Friday Board Review

Board Review by Dr. Guo (Edited by Dr. Parikh)

A 30 year old obese female presents to the emergency department for a persistent headache. You have a high suspicion for idiopathic intracranial hypertension and perform a lumbar puncture. The opening pressure is 28 cm H2O. Approximately how much volume of CSF should be removed to reach a target CSF pressure of 20 cm H2O prior to removal of the spinal needle?

A: 4 mL

B: 8 mL

C: 16 mL

D: 20 mL

Answer: 8 mL

Part of the diagnostic criteria for idiopathic intracranial hypertension in adults includes an elevated opening pressure > 25 cm H2O on lumbar puncture. The feared complication is permanent vision loss from papilledema. Treatment includes removal of CSF which can also provide relief of headache symptoms. As a general rule, removal of 1 mL of CSF will lower the CSF pressure by about 1 mL H2O. It is recommended to remove the desired amount of CSF and then re-measure the CSF pressure prior to removal of the spinal needle. Excess removal of CSF can result in intracranial hypotension and a low pressure headache.

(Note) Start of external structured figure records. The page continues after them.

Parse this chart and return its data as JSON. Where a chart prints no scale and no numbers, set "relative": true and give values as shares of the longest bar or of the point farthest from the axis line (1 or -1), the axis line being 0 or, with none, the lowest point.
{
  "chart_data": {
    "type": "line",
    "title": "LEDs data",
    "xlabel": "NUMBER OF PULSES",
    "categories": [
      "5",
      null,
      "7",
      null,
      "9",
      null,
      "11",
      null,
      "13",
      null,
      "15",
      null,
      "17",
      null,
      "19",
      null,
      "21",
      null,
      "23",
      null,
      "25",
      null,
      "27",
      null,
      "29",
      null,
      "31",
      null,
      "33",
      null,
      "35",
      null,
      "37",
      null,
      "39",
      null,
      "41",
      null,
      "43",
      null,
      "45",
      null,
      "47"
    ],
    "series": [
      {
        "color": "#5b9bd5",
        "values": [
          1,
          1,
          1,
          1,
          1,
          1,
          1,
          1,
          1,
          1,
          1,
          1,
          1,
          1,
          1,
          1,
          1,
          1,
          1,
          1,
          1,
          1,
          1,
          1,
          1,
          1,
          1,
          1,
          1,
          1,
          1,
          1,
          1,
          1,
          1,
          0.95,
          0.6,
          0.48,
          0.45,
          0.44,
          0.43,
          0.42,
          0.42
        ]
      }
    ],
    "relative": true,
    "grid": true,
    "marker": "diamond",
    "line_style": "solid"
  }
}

Fiorito-Torres  F, Rayhill  M, Perloff  M: Idiopathic intracerebral hypertension (IIH)/pseudotumor: removing less CSF is best (I9-1.006). Neurology 82 (10 Suppl): I9–1.006, 2014.

Koyfman A, Long B. Headache. In: Tintinalli JE, Ma O, Yealy DM, Meckler GD, Stapczynski J, Cline DM, Thomas SH. eds. Tintinalli’s Emergency Medicine: A Comprehensive Study Guide, 9e. McGraw-Hill Education; 2020.

Thurtell, Matthew & Bruce, Beau & Newman, Nancy & Biousse, Valérie. (2010). An Update on Idiopathic Intracranial Hypertension. Reviews in neurological diseases. 7. e56-68. 10.3909/rind0256.